I'm working on a testing framework that needs to be able to record a user's activities and then replay them. I'm fine using the ManagedWinAPI wrappers around P/Invoke ( working in C# ) to record mouse and keyboard activity, which works but I think that in order to make the recording more useful I need to know more about what happens when the user starts an application.

What I don't know is how to find that an application has just been started and what application it was. So supposing the user started my recording application then went over to the start menu and clicked on "Paint" I would like to be able to record "Paint.exe" starting up as an event ( or if they clicked a shortcut that passed some parameters it would be the value of that shortcut including the parameters ) because if I want to play back the recording on a different machine menu items may be in different places so the mouse activity could be deceptive.

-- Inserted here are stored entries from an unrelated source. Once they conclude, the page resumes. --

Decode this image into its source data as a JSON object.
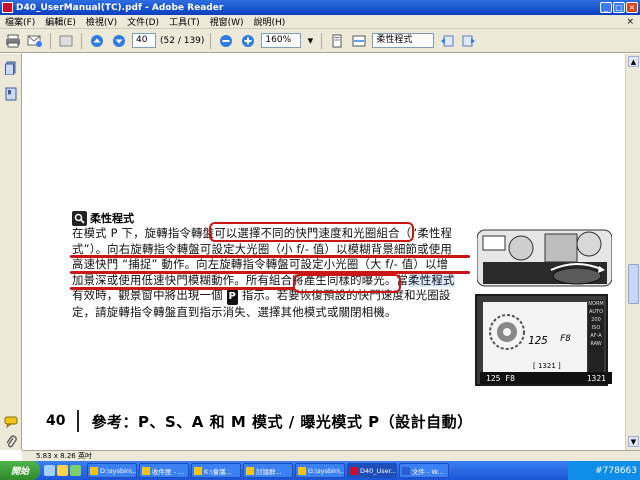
{
  "window": {
    "title": "D40_UserManual(TC).pdf - Adobe Reader",
    "controls": {
      "minimize": "_",
      "maximize": "□",
      "close": "×"
    }
  },
  "menu": {
    "items": [
      "檔案(F)",
      "編輯(E)",
      "檢視(V)",
      "文件(D)",
      "工具(T)",
      "視窗(W)",
      "說明(H)"
    ],
    "close": "×"
  },
  "toolbar": {
    "page_input": "40",
    "page_count": "(52 / 139)",
    "zoom": "160%",
    "find": "柔性程式"
  },
  "document": {
    "heading": "柔性程式",
    "lines": [
      "在模式 P 下，旋轉指令轉盤可以選擇不同的快門速度和光圈組合（“柔性程",
      "式”）。向右旋轉指令轉盤可設定大光圈（小 f/- 值）以模糊背景細節或使用",
      "高速快門 “捕捉” 動作。向左旋轉指令轉盤可設定小光圈（大 f/- 值）以增",
      "加景深或使用低速快門模糊動作。所有組合將產生同樣的曝光。當",
      "有效時，觀景窗中將出現一個",
      "指示。若要恢復預設的快門速度和光圈設",
      "定，請旋轉指令轉盤直到指示消失、選擇其他模式或關閉相機。"
    ],
    "highlight": "柔性程式",
    "p_icon": "P",
    "lcd": {
      "shutter": "125",
      "aperture": "F8",
      "side_labels": [
        "NORM",
        "AUTO",
        "200",
        "ISO",
        "AF-A",
        "RAW"
      ],
      "status": "[ 1321 ]"
    },
    "viewfinder": {
      "left": "125  F8",
      "right": "1321"
    },
    "page_number": "40",
    "footer_title": "參考：P、S、A 和 M 模式 / 曝光模式 P（設計自動）"
  },
  "status": {
    "page_size": "5.83 x 8.26 英吋"
  },
  "taskbar": {
    "start": "開始",
    "tasks": [
      "D:\\sysbin\\...",
      "收件匣 - ...",
      "K:\\會議...",
      "討論群...",
      "G:\\sysbin\\...",
      "D40_User...",
      "文件 - W..."
    ],
    "tray_text": "#778663"
  }
}
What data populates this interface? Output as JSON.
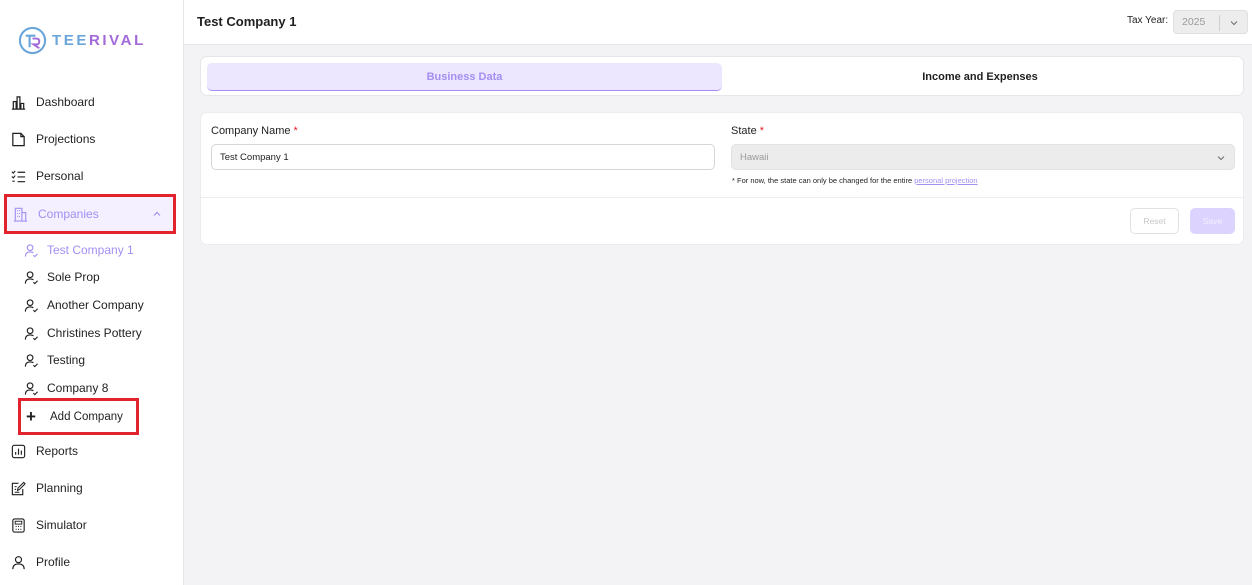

What route do I need to be following to acquire this data? I haven't been able to find the terminology so I've not even really got the right things to put into a search engine...

+1  A: 

The Tool Help Library can take a snapshot of the current processes. This can later be compared to another snapshot. But, just as No Refunds No Returns commented, this method cannot determine if it was a user action that started the process.

gwell
Thanks. The system doesn't have to be totally guaranteed so this could well be good enough for this purpose but I'll be interested to see whether anyone else has any alternative approaches.
glenatron
I have gone for this as it is sufficient for what I need, but I really appreciate the answer below also- both are potentially useful in different scenarios.
glenatron
+1  A: 

The proper way to do this is to write a driver and use process manager callbacks to get a notification each time a process is created. If you don't want to do that, you can use a managed hooking library like EasyHook and hook NtCreateThread/NtCreateThreadEx. If you don't want to do that, then you'll just have to poll for new processes.

EDIT: Determining whether the user started a particular process would also require you to walk the stack. In kernel-mode you can use RtlWalkFrameChain while in user-mode you can use CaptureStackBackTrace.

EDIT 2: See PsSetCreateProcessNotifyRoutine and PsSetCreateProcessNotifyRoutineEx.

wj32
Thanks for this, it sounds interesting. I'll investigate further.